Between 0 and 60 billion there are many numbers waiting for a
possible compromise. But the latter will be very difficult because the hard
camp in the British government considers each number above 0 as an act of
treason to the British people.
The Brexit Ministers continue to repeat that a new trade
agreement between the UK and the EU is easy stuff and can be completed in two
years, at least if the Europeans are "reasonable". If they are, they
will see that it is in their own interest to meet British demands. If they
don’t it will be proof of their vindictiveness.
The British demands are derived from the very successful
referendum slogan: "to take back control of our borders, our laws and our
money." This means full control over immigration; the end of the jurisdiction
of the European Court of Justice on British soil; and not a penny more for
Europe. The prime minister has made it clear that the first two demands cannot
be negotiated away. About the third one a compromise is possible but no one
knows how much negotiating space the British prime minister has.

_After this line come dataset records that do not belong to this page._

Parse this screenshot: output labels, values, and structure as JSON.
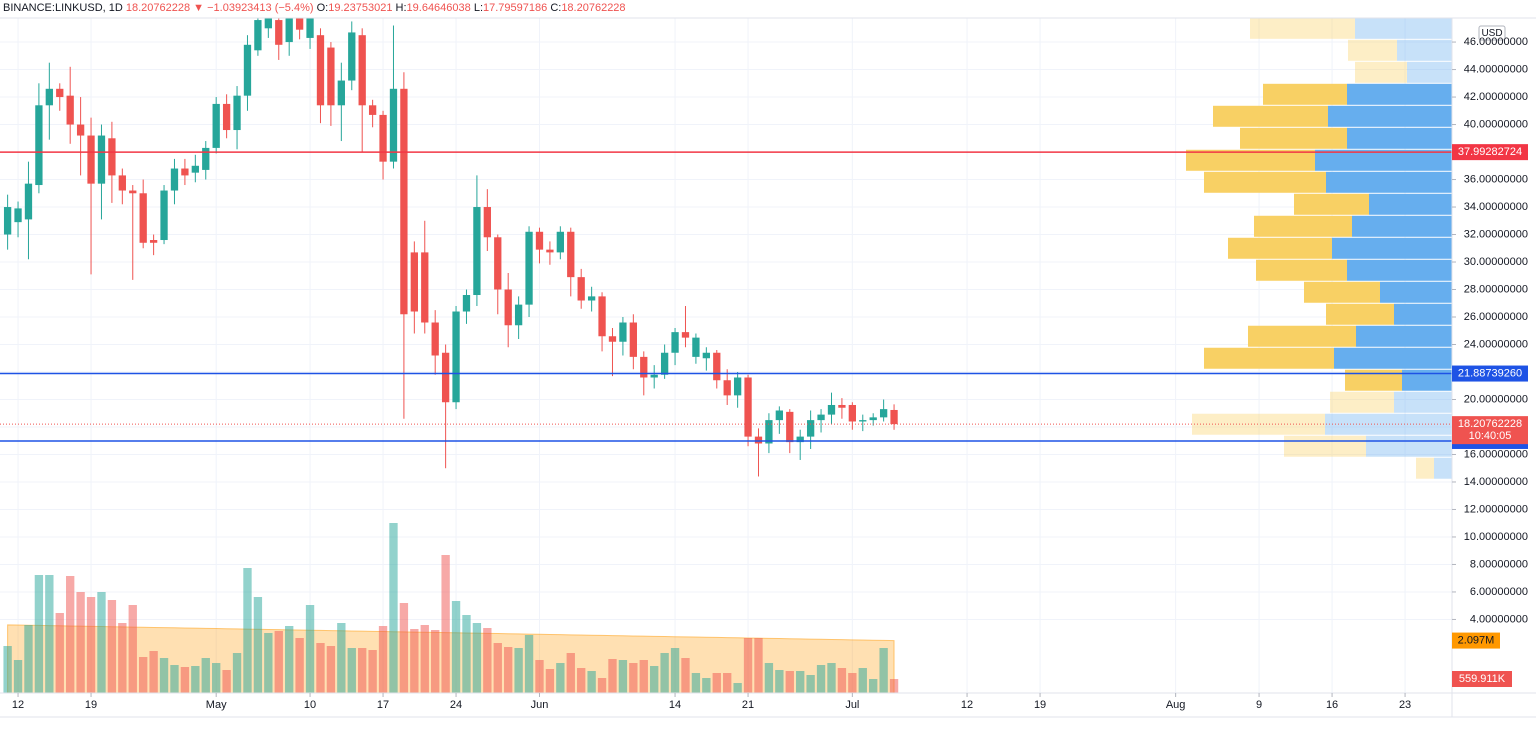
{
  "chart_data": {
    "type": "candlestick",
    "header": {
      "symbol": "BINANCE:LINKUSD, 1D",
      "change": "▼ −1.03923413 (−5.4%)",
      "o": "O:",
      "h": "H:",
      "l": "L:",
      "c": "C:"
    },
    "currency": "USD",
    "up_color": "#26a69a",
    "down_color": "#ef5350",
    "open": [
      32.0,
      32.9,
      33.1,
      35.6,
      41.4,
      42.6,
      42.1,
      40.0,
      39.2,
      35.7,
      39.0,
      36.3,
      35.2,
      35.0,
      31.6,
      31.6,
      35.2,
      36.8,
      36.5,
      36.7,
      38.3,
      41.5,
      39.6,
      42.1,
      45.4,
      47.0,
      47.6,
      46.0,
      48.0,
      46.3,
      46.5,
      45.6,
      41.4,
      43.2,
      46.5,
      41.4,
      40.7,
      37.3,
      42.6,
      30.7,
      30.7,
      25.6,
      23.4,
      19.8,
      26.4,
      27.6,
      34.0,
      31.8,
      28.0,
      25.4,
      26.9,
      32.2,
      30.9,
      30.7,
      32.2,
      28.9,
      27.2,
      27.5,
      24.6,
      24.2,
      25.6,
      23.1,
      21.6,
      21.8,
      23.4,
      24.9,
      23.1,
      23.0,
      23.4,
      21.4,
      20.3,
      21.6,
      17.3,
      16.8,
      18.5,
      19.1,
      16.9,
      17.3,
      18.5,
      18.9,
      19.6,
      19.6,
      18.4,
      18.5,
      18.7,
      19.23753021
    ],
    "high": [
      34.9,
      34.4,
      37.3,
      43.0,
      44.5,
      43.0,
      44.2,
      42.0,
      40.5,
      40.0,
      40.2,
      36.8,
      35.6,
      36.0,
      32.0,
      35.6,
      37.5,
      37.5,
      37.8,
      38.8,
      42.0,
      42.2,
      42.8,
      46.5,
      48.5,
      50.0,
      48.0,
      49.0,
      49.0,
      48.5,
      47.0,
      46.0,
      44.5,
      47.5,
      47.0,
      41.8,
      41.0,
      47.2,
      43.8,
      31.5,
      33.0,
      26.5,
      24.0,
      26.8,
      28.0,
      36.3,
      35.3,
      32.0,
      29.2,
      27.5,
      32.6,
      32.5,
      31.5,
      32.6,
      32.5,
      29.5,
      28.2,
      27.8,
      25.2,
      26.0,
      26.2,
      23.5,
      22.5,
      24.0,
      25.2,
      26.8,
      24.8,
      23.8,
      23.6,
      22.2,
      22.0,
      21.8,
      17.9,
      19.0,
      19.5,
      19.3,
      17.8,
      19.2,
      19.3,
      20.5,
      20.1,
      19.8,
      18.9,
      19.0,
      20.0,
      19.64646038
    ],
    "low": [
      30.9,
      31.8,
      30.2,
      35.0,
      38.9,
      41.0,
      38.6,
      36.3,
      29.1,
      33.1,
      34.3,
      34.2,
      28.7,
      31.0,
      30.5,
      31.3,
      34.2,
      35.6,
      35.8,
      36.0,
      37.9,
      39.0,
      38.2,
      41.0,
      45.0,
      46.3,
      44.7,
      45.0,
      46.2,
      45.5,
      40.1,
      39.9,
      38.8,
      42.5,
      38.0,
      39.8,
      36.0,
      36.8,
      18.6,
      24.8,
      24.8,
      21.8,
      15.0,
      19.3,
      25.5,
      26.8,
      30.8,
      26.2,
      23.8,
      24.4,
      26.0,
      29.9,
      29.8,
      30.2,
      27.5,
      26.6,
      26.4,
      23.5,
      21.7,
      23.2,
      22.2,
      20.3,
      20.8,
      21.5,
      22.5,
      23.8,
      22.6,
      22.1,
      20.8,
      19.6,
      19.4,
      16.6,
      14.4,
      16.1,
      17.5,
      16.1,
      15.6,
      16.4,
      17.6,
      18.2,
      18.6,
      17.8,
      17.7,
      18.1,
      18.4,
      17.79597186
    ],
    "close": [
      34.0,
      33.9,
      35.7,
      41.4,
      42.6,
      42.0,
      40.0,
      39.2,
      35.7,
      39.2,
      36.3,
      35.2,
      35.0,
      31.4,
      31.4,
      35.2,
      36.8,
      36.3,
      37.0,
      38.3,
      41.5,
      39.6,
      42.1,
      45.8,
      47.6,
      49.0,
      45.8,
      48.0,
      46.9,
      47.8,
      41.4,
      41.4,
      43.2,
      46.7,
      41.4,
      40.7,
      37.3,
      42.6,
      26.2,
      26.4,
      25.6,
      23.2,
      19.8,
      26.4,
      27.6,
      34.0,
      31.8,
      28.0,
      25.4,
      26.9,
      32.2,
      30.9,
      30.7,
      32.2,
      28.9,
      27.2,
      27.5,
      24.6,
      24.2,
      25.6,
      23.1,
      21.6,
      21.8,
      23.4,
      24.9,
      24.5,
      24.5,
      23.4,
      21.4,
      20.3,
      21.6,
      17.3,
      16.8,
      18.5,
      19.2,
      16.9,
      17.3,
      18.5,
      18.9,
      19.6,
      19.4,
      18.4,
      18.5,
      18.7,
      19.3,
      18.20762228
    ],
    "xlim": [
      -0.73,
      138.5
    ],
    "xticks": [
      {
        "value": 1,
        "label": "12"
      },
      {
        "value": 8,
        "label": "19"
      },
      {
        "value": 20,
        "label": "May"
      },
      {
        "value": 29,
        "label": "10"
      },
      {
        "value": 36,
        "label": "17"
      },
      {
        "value": 43,
        "label": "24"
      },
      {
        "value": 51,
        "label": "Jun"
      },
      {
        "value": 64,
        "label": "14"
      },
      {
        "value": 71,
        "label": "21"
      },
      {
        "value": 81,
        "label": "Jul"
      },
      {
        "value": 92,
        "label": "12"
      },
      {
        "value": 99,
        "label": "19"
      },
      {
        "value": 112,
        "label": "Aug"
      },
      {
        "value": 120,
        "label": "9"
      },
      {
        "value": 127,
        "label": "16"
      },
      {
        "value": 134,
        "label": "23"
      }
    ],
    "ylim": [
      -1.35,
      47.75
    ],
    "yticks": [
      {
        "value": 4,
        "label": "4.00000000"
      },
      {
        "value": 6,
        "label": "6.00000000"
      },
      {
        "value": 8,
        "label": "8.00000000"
      },
      {
        "value": 10,
        "label": "10.00000000"
      },
      {
        "value": 12,
        "label": "12.00000000"
      },
      {
        "value": 14,
        "label": "14.00000000"
      },
      {
        "value": 16,
        "label": "16.00000000"
      },
      {
        "value": 18,
        "label": "18.00000000"
      },
      {
        "value": 20,
        "label": "20.00000000"
      },
      {
        "value": 22,
        "label": "22.00000000"
      },
      {
        "value": 24,
        "label": "24.00000000"
      },
      {
        "value": 26,
        "label": "26.00000000"
      },
      {
        "value": 28,
        "label": "28.00000000"
      },
      {
        "value": 30,
        "label": "30.00000000"
      },
      {
        "value": 32,
        "label": "32.00000000"
      },
      {
        "value": 34,
        "label": "34.00000000"
      },
      {
        "value": 36,
        "label": "36.00000000"
      },
      {
        "value": 38,
        "label": "38.00000000"
      },
      {
        "value": 40,
        "label": "40.00000000"
      },
      {
        "value": 42,
        "label": "42.00000000"
      },
      {
        "value": 44,
        "label": "44.00000000"
      },
      {
        "value": 46,
        "label": "46.00000000"
      }
    ],
    "grid": true,
    "y2lim": [
      0,
      27000000
    ],
    "volume": {
      "axis": "y2",
      "last_label": "559.911K",
      "values": [
        1880000,
        1320000,
        2720000,
        4720000,
        4720000,
        3200000,
        4680000,
        4040000,
        3840000,
        4040000,
        3720000,
        2800000,
        3520000,
        1440000,
        1680000,
        1400000,
        1120000,
        1040000,
        1080000,
        1400000,
        1200000,
        920000,
        1600000,
        5000000,
        3840000,
        2400000,
        2480000,
        2680000,
        2200000,
        3520000,
        2000000,
        1880000,
        2800000,
        1800000,
        1800000,
        1720000,
        2680000,
        6800000,
        3600000,
        2560000,
        2720000,
        2520000,
        5520000,
        3680000,
        3120000,
        2800000,
        2600000,
        2000000,
        1840000,
        1800000,
        2320000,
        1320000,
        960000,
        1200000,
        1600000,
        1000000,
        880000,
        600000,
        1360000,
        1320000,
        1200000,
        1320000,
        1080000,
        1600000,
        1800000,
        1400000,
        800000,
        600000,
        800000,
        800000,
        400000,
        2200000,
        2200000,
        1200000,
        920000,
        880000,
        880000,
        720000,
        1120000,
        1200000,
        1000000,
        800000,
        1000000,
        560000,
        1800000,
        559911
      ]
    },
    "volume_ma": {
      "axis": "y2",
      "color": "#ff9800",
      "last_label": "2.097M",
      "values": [
        2726000,
        2718600,
        2711200,
        2703800,
        2696400,
        2689000,
        2681600,
        2674200,
        2666800,
        2659400,
        2652000,
        2644600,
        2637200,
        2629800,
        2622400,
        2615000,
        2607600,
        2600200,
        2592800,
        2585400,
        2578000,
        2570600,
        2563200,
        2555800,
        2548400,
        2541000,
        2533600,
        2526200,
        2518800,
        2511400,
        2504000,
        2496600,
        2489200,
        2481800,
        2474400,
        2467000,
        2459600,
        2452200,
        2444800,
        2437400,
        2430000,
        2422600,
        2415200,
        2407800,
        2400400,
        2393000,
        2385600,
        2378200,
        2370800,
        2363400,
        2356000,
        2348600,
        2341200,
        2333800,
        2326400,
        2319000,
        2311600,
        2304200,
        2296800,
        2289400,
        2282000,
        2274600,
        2267200,
        2259800,
        2252400,
        2245000,
        2237600,
        2230200,
        2222800,
        2215400,
        2208000,
        2200600,
        2193200,
        2185800,
        2178400,
        2171000,
        2163600,
        2156200,
        2148800,
        2141400,
        2134000,
        2126600,
        2119200,
        2111800,
        2104400,
        2097000
      ]
    },
    "price_lines": [
      {
        "value": 37.99282724,
        "color": "#f23645"
      },
      {
        "value": 21.8873926,
        "label": "21.88739260",
        "color": "#1e53e5"
      },
      {
        "value": 16.98264366,
        "color": "#1e53e5"
      }
    ],
    "countdown": "10:40:05",
    "volume_profile": {
      "up_color": "#5eaaed",
      "down_color": "#f8cd5c",
      "value_area": [
        3,
        16
      ],
      "bins": [
        47.8,
        46.2,
        44.6,
        43.0,
        41.4,
        39.8,
        38.2,
        36.6,
        35.0,
        33.4,
        31.8,
        30.2,
        28.6,
        27.0,
        25.4,
        23.8,
        22.2,
        20.6,
        19.0,
        17.4,
        15.8,
        14.2
      ],
      "up": [
        97,
        55,
        45,
        105,
        124,
        105,
        137,
        126,
        83,
        100,
        120,
        105,
        72,
        58,
        96,
        118,
        50,
        58,
        127,
        86,
        18
      ],
      "down": [
        105,
        49,
        52,
        84,
        115,
        107,
        129,
        122,
        75,
        98,
        104,
        91,
        76,
        68,
        108,
        130,
        57,
        64,
        133,
        82,
        18
      ]
    }
  }
}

These UK demands imply that the UK excludes itself from the
internal market. The UK government, as the representative of a fully sovereign
nation, will therefore have to negotiate a new trade agreement. And like any
trade agreement this will drag on for years. As a result, one can say with
great certainty that in April 2019 there will be no trade agreement between the
UK and the EU.
What is striking in this drama is that under the spell of
nationalism the British government has based its policies on a big illusion. It
is the illusion that, as in the past when Britain ruled the waves, it can be
fully sovereign and freely trade with the rest of the world without having to
accept rules that are decided elsewhere. This was possible when Britain was the
master of the world and decided about the rules that the other nations would
have to accept to trade. Today, however, Britain is a small country. Its GDP is
only 15% of the EU’s GDP. If this small country wants to trade with the
European Union it will have to accept the rules that are decided on the
European continent, not in Britain. If it wants to trade with the rest of the
world, it will also have to accept rules drawn up elsewhere. It will be a
painful awakening for the British who have been misled by their government into
believing that they can have free trade and full sovereignty.

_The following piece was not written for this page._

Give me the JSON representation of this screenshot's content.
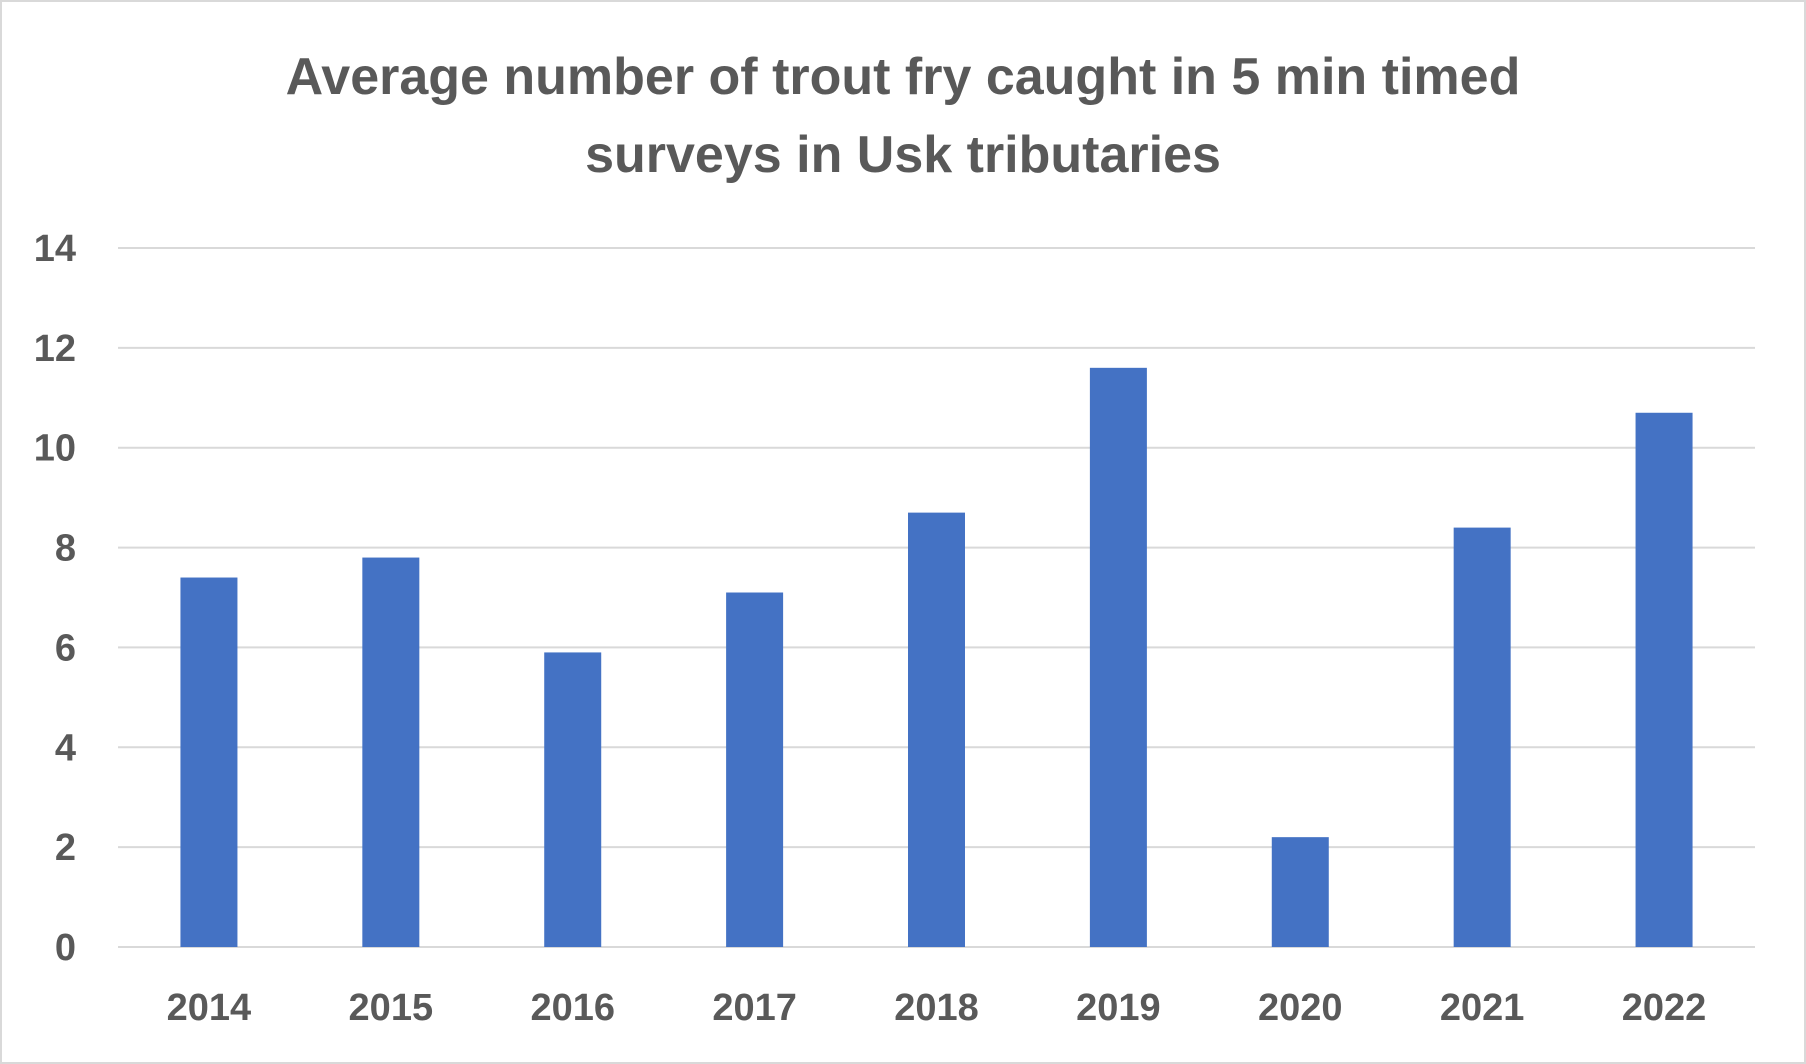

For the EU Brexit creates a window of opportunities. When the
British joined the European Community in 1974 their intention was not to make
Europe stronger. On the contrary, the British strategy was to weaken the
European integration effort from inside. Since their accession the British
governments have opposed attempts to apply majority rule in the union, and
instead have tried to force an inter-governmental approach where each country
maintains a veto power. The British entered the European house not to
strengthen it, but to halt its further construction and even to deconstruct it.

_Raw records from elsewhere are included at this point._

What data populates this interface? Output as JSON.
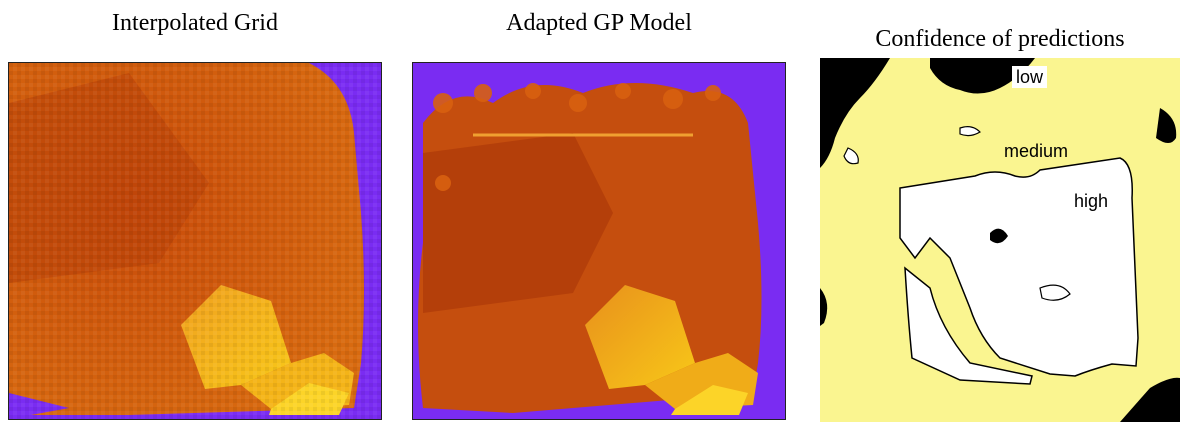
{
  "panels": [
    {
      "title": "Interpolated Grid"
    },
    {
      "title": "Adapted GP Model"
    },
    {
      "title": "Confidence of predictions"
    }
  ],
  "confidence_labels": {
    "low": "low",
    "medium": "medium",
    "high": "high"
  },
  "colors": {
    "background_purple": "#7a2cf2",
    "field_orange": "#d8600c",
    "field_dark": "#b03a08",
    "field_yellow": "#f8c018",
    "conf_low": "#000000",
    "conf_medium": "#faf590",
    "conf_high": "#ffffff"
  }
}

The fact that Britain now leaves the house creates new
possibilities to take steps towards further integration. In the tax field, for
example. This is an area where, at the
insistence of Britain (but not only Britain), veto power of national
governments has been maintained. As a result, multinational companies have
exploited the lack of coordination in setting corporate income taxes to
blackmail individual governments. This has led to a race to the bottom where
major multinationals pay almost no taxes, although they profit from public
goods provided by European governments. This problem can only be solved by
jointly deciding about corporate income taxes. This will not be easy, as there
are other countries that benefit from not having a common approach to taxation
(Ireland, Luxembourg). But at least the major obstacle to a common policy will
have been removed.
Thus the decision by the UK government to leave the European
house should be welcomed by EU-member states instead of being deplored. It
creates a window of opportunities for further integration on the European
continent. This window of opportunities, however, can only be exploited if the
EU makes her negotiating position clear. This should be one in which the EU
recognizes that the UK wants to be fully sovereign. The EU therefore should
make it clear that this makes UK access to the internal market impossible. This
is not a choice of the EU but the logical consequence of the UK’s quest for
full sovereignty.
Business lobbies both in the UK and the EU will
push for a different outcome. One in which the UK will be allowed to enjoy
exceptions to the rules governing the internal market while maintaining access
to it. The EU should resist these lobbying efforts. Failing to do so will open
the door for other nations to do similar “cherry-picking”. This would undermine
the integrity of the union and would contribute to its disintegration.